Neural stem cells (NSCs) are considered to be valuable candidates for delivering a variety of anti‐cancer agents, including oncolytic viruses, to brain tumors. However, owing to the previously reported tumorigenic potential of NSC cell lines after intranasal administration (INA), here we identified the human hepatic stellate cell line LX‐2 as a cell type capable of longer resistance to replication of oncolytic adenoviruses (OAVs) as a therapeutic cargo, and that is non‐tumorigenic after INA. Our data show that LX‐2 cells can longer withstand the OAV XVir‐N‐31 replication and oncolysis than NSCs.

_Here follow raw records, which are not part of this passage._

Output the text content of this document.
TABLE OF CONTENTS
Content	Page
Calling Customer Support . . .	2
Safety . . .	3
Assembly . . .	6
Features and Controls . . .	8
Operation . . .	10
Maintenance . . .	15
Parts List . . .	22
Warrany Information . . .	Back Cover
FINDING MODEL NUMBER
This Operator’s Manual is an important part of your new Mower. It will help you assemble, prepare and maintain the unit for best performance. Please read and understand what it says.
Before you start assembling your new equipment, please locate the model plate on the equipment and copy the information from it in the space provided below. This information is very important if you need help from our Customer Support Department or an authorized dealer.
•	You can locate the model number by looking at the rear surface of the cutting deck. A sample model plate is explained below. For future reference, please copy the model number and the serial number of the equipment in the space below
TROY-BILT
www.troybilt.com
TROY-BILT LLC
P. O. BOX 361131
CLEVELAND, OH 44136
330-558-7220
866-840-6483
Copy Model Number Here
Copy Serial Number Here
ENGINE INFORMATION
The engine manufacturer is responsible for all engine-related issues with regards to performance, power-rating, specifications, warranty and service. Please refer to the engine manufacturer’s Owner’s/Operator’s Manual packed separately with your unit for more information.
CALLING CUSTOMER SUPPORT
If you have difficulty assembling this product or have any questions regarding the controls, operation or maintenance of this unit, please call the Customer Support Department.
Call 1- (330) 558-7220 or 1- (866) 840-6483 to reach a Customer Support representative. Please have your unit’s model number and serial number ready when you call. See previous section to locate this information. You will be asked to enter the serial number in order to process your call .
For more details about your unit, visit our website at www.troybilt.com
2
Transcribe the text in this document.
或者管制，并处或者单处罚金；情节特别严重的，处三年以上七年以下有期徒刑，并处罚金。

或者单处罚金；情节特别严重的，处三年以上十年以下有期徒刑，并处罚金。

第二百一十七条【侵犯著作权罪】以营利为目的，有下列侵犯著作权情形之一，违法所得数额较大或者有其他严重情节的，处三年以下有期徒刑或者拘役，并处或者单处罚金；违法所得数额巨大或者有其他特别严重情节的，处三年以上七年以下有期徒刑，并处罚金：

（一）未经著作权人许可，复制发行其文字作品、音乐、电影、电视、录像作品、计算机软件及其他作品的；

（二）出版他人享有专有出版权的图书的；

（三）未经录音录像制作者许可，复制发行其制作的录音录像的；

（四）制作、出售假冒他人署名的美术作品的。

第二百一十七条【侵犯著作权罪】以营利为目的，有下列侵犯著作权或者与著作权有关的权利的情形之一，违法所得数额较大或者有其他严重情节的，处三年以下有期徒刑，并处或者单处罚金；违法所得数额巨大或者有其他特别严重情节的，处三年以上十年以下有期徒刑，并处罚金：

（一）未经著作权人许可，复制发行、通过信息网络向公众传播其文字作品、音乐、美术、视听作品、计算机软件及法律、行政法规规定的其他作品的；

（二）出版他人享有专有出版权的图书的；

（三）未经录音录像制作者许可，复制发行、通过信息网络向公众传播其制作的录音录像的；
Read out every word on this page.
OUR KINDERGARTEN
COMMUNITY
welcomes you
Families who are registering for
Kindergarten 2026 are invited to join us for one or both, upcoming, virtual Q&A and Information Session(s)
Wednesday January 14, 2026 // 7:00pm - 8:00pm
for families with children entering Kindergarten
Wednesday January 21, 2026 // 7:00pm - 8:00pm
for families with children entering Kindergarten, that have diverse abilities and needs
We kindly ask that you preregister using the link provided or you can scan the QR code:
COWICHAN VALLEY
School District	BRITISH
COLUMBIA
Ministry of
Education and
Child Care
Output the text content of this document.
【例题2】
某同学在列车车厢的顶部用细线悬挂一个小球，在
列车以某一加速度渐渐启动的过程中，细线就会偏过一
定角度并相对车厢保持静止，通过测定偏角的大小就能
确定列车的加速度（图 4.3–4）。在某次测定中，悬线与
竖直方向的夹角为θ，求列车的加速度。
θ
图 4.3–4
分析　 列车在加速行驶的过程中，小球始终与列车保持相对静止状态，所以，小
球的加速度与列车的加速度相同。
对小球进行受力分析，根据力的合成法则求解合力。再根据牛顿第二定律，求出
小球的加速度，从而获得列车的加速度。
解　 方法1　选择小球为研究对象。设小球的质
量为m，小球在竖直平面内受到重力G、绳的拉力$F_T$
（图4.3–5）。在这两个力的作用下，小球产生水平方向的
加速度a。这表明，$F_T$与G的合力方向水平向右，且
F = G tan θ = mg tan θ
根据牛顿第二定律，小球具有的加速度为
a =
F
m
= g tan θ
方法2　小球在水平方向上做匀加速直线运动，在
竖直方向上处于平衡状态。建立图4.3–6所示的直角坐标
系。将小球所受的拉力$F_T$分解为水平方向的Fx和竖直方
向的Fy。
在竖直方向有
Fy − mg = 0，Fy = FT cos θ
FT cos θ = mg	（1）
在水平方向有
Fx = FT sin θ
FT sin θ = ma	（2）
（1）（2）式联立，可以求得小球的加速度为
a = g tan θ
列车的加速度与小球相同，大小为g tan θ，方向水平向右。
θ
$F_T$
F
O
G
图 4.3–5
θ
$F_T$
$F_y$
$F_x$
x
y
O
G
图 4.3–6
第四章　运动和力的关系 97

By selecting the highly migratory cell population out of LX‐2, an offspring cell line with a higher and more stable capability to migrate was generated. Additionally, as a safety backup, we applied genomic herpes simplex virus thymidine kinase (HSV‐TK) integration into LX‐2, leading to high vulnerability to ganciclovir (GCV). Histopathological analyses confirmed the absence of neoplasia in the respiratory tracts and brains of immuno‐compromised mice 3 months after INA of LX‐2 cells. Our data suggest that LX‐2 is a novel, robust, and safe cell line for delivering anti‐cancer and other therapeutic agents to the brain. Hepatic stellate LX‐2 cells underwent several augmentations, such as in vivo tracking (mCherry labeling), increased migration capacity by selecting fast migrating cells from repeated cycles of in vitro migration (LX‐2 FR) and greater safety (LX‐2 FR/TK). These cells have been developed to cargo therapeutics such as oncolytic viruses via intranasal administration (INA) to the central nervous system (CNS).